Добравшись до улицы Деборд-Вальмор, он вошел в подъезд дома номер 12 и взбежал по лестнице. С тревогой позвонил раз, другой, третий, не давая звонку перевести дух.
Наконец дверь открылась, и появился Ларс Экстрём, в халате. Он отпрянул, увидев в дверях Адольфа, но тот удержал его за руку и взмолился:
– Идемте!
– Но…
– Нет, я не держу на вас зла. Она вас любила. Пусть в последний час с ней будут двое мужчин, державших ее в объятиях.
– Но…
Адольф посмотрел на красивые мускулистые ноги танцора. «Как он глуп, – подумал он, – но не важно… Одиннадцать его любит».
Молодой человек, голый, с обмотанным вокруг бедер полотенцем, появился за спиной Ларса Экстрёма и спросил сонным голосом:
– Что случилось?
– Ничего, – ответил танцор, – это муж одной подруги. Иди спать.
Эфеб скрылся.
– Вы ошибаетесь, – сказал Ларс Экстрём, – я никогда не был любовником вашей жены. Она попросила меня убедить вас в этом, чтобы…
– Чтобы?
– Чтобы вы ее ревновали.
Адольф бессильно прислонился к стене. Нет, только не это. Второй раз. Дважды в жизни Одиннадцать солгала ему. Сначала дала понять, что знала много мужчин, чтобы Адольф не испугался ее девственности. Потом убедила, что изменяет ему, чтобы пробить стену его равнодушия. Значит… он был единственным? Единственным мужчиной в ее жизни? Одиннадцать…
– Вам нехорошо? Хотите чего-нибудь выпить? Входите…
Адольф скатился по лестнице и помчался сломя голову. Одиннадцать… нельзя было терять ни минуты. Теперь он боялся ее. Одиннадцать. Столько любви всю жизнь. Столько верности… Столько… Нет, у него не могут все это отнять.
Он ворвался в темную комнату и упал на кровать, самозабвенно целуя крошечные влажные ручки.
– Одиннадцать… любовь моя…
– Где ты был, мой бош? Я беспокоилась.
– Я… я сейчас узнал от Ларса, что…
– Оставь. Согрей меня.
Он прижал Одиннадцать к себе; она ничего не весила и больше не вызывала в нем ощущений, испытанных множество раз. Она же прильнула к нему, как влюбленная женщина, по-прежнему обожая это тело.
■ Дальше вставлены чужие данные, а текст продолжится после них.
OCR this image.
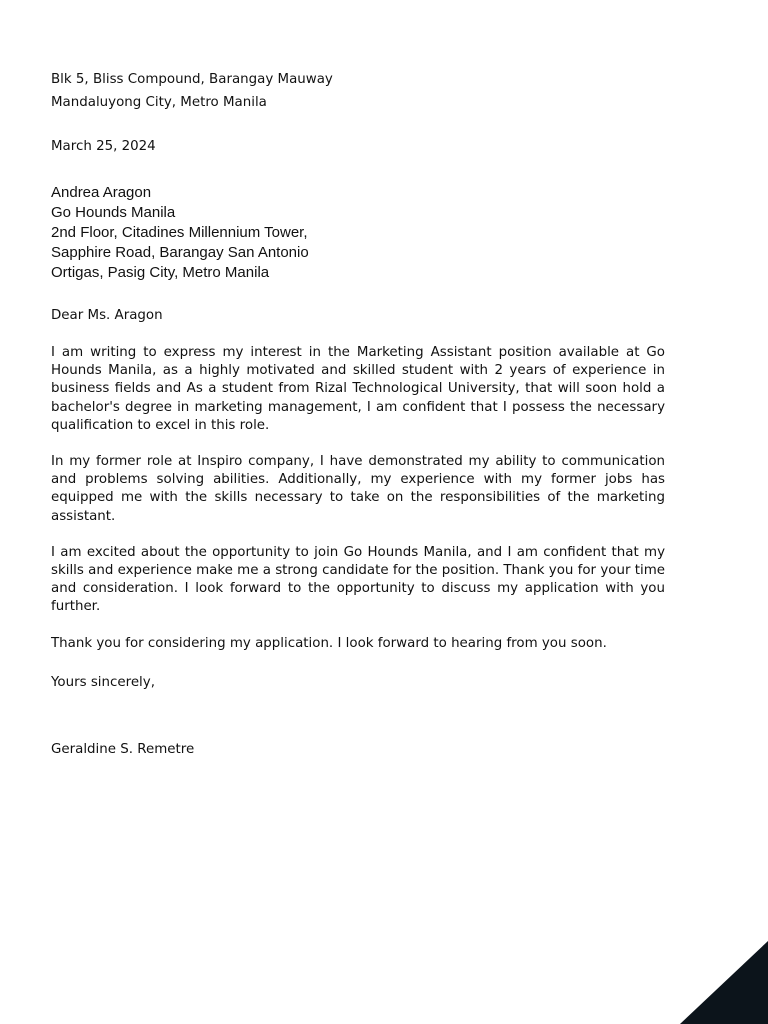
Blk 5, Bliss Compound, Barangay Mauway
Mandaluyong City, Metro Manila
March 25, 2024
Andrea Aragon
Go Hounds Manila
2nd Floor, Citadines Millennium Tower,
Sapphire Road, Barangay San Antonio
Ortigas, Pasig City, Metro Manila
Dear Ms. Aragon
I am writing to express my interest in the Marketing Assistant position available at Go Hounds Manila, as a highly motivated and skilled student with 2 years of experience in business fields and As a student from Rizal Technological University, that will soon hold a bachelor's degree in marketing management, I am confident that I possess the necessary qualification to excel in this role.
In my former role at Inspiro company, I have demonstrated my ability to communication and problems solving abilities. Additionally, my experience with my former jobs has equipped me with the skills necessary to take on the responsibilities of the marketing assistant.
I am excited about the opportunity to join Go Hounds Manila, and I am confident that my skills and experience make me a strong candidate for the position. Thank you for your time and consideration. I look forward to the opportunity to discuss my application with you further.
Thank you for considering my application. I look forward to hearing from you soon.
Yours sincerely,
Geraldine S. Remetre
– Нам было здорово с тобой, правда?
– О чем ты говоришь? Почему в прошедшем времени?
– Перестань. Я знаю.
Она закашлялась и повторила, проигнорировав вопрос:
– Нам было здорово с тобой, правда?
От волнения Адольф едва смог выговорить:
– Да. Нам было здорово.
Он не смел смотреть на нее, не смел сжимать слишком крепко, боясь сломать.
– Мой бош, надо думать о будущем. Такой, как я, ты больше не найдешь.
– Одиннадцать… замолчи.
– Замолчу, когда захочу! – сказала она с раздражением, на которое у нее больше не было физических сил, и закашлялась на несколько долгих минут.
Адольф сидел в полумраке, обнимая сотрясаемое кашлем тельце, и ежеминутно боялся, что оборвется нить жизни.
– Я больше не перечу тебе, Одиннадцать. Скажи мне, что хотела сказать.